Working with creative director Stuart Duckworth, one of the original founders of the then Royal Croquet Club, now at the events management company Momentarily, Sefton will help program and realise the event in its new home at the University of Adelaide.
Hinting at the festival’s program, Sefton says RCC Fringe would seek to retain the musical and artistic performances that made it so popular, but also push for an accessible, contemporary program and be “more things to more people”.
“RCC Fringe is evolving into something way beyond anything that could ever be staged in a circus tent,” Sefton says in a media release. “The extraordinary campus and venues of the University of Adelaide open up a whole new world of possibilities for a genuinely great, compelling, accessible, contemporary program.”
Further, RCC Fringe’s food offering will change, as the event aims to move “way beyond the traditional pop-up food trucks”.

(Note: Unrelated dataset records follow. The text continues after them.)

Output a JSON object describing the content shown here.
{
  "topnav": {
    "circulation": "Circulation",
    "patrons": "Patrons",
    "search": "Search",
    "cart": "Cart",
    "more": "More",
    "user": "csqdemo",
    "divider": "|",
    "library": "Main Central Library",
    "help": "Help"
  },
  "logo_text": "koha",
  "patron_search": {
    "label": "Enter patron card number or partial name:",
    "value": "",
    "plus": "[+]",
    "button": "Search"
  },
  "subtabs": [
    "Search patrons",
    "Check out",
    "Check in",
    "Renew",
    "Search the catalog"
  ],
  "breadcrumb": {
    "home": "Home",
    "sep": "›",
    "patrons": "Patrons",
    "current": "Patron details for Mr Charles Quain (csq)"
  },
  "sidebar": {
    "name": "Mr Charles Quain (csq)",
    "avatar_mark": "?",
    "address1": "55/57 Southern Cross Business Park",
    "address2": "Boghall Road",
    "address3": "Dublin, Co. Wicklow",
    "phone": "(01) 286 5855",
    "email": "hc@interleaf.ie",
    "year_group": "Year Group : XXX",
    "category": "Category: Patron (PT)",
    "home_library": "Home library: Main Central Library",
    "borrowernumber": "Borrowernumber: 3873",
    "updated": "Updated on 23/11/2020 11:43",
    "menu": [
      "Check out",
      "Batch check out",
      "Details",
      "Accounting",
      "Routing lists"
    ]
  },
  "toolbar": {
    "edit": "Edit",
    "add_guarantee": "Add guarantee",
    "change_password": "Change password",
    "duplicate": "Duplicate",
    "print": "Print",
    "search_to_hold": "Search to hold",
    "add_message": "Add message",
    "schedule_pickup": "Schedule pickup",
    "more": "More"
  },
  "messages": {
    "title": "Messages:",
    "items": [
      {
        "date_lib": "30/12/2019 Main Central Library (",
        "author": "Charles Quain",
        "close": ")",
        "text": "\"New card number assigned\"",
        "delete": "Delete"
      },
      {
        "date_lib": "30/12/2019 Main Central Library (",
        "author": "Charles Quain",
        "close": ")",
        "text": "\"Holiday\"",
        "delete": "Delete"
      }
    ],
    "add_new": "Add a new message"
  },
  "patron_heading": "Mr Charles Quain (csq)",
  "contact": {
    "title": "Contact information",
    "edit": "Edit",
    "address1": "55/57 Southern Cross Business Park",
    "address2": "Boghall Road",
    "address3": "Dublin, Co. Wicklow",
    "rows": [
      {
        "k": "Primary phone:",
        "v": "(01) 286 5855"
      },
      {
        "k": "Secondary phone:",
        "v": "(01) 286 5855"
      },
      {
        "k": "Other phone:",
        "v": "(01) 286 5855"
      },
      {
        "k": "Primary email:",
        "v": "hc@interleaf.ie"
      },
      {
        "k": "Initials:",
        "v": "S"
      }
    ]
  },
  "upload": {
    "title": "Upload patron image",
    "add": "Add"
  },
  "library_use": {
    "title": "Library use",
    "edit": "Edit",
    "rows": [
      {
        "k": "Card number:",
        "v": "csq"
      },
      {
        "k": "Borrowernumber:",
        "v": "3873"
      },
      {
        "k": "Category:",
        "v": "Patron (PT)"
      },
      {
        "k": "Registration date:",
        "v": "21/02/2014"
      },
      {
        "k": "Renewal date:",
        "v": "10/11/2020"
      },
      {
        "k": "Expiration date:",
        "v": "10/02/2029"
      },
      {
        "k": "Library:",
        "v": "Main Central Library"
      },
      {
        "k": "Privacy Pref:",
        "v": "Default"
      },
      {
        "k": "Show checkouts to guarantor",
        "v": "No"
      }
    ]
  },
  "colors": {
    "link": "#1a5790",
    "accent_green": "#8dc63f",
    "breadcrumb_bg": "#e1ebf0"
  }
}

Having programmed major contemporary arts events internationally and in Australia, including a succession of Adelaide Festivals that prized new and experimental works over the traditional repertoire that the festival is widely known for, Sefton appears well placed to push RCC Fringe forward.
After years of tumult over its effect on Victoria Square, and financial woes that saw the original Royal Croquet Club owing millions, the festival rebadged and changed ownership as the RCC Fringe.
The partnership between RCC Fringe and the University of Adelaide was announced earlier in the month, prompting questions about how the event would be realised in the midst of the university’s sitting term, and student orientation week.
RCC Fringe will take place next year at the University of Adelaide from Friday, February 15 until Sunday, March 18, with its program released in December this year.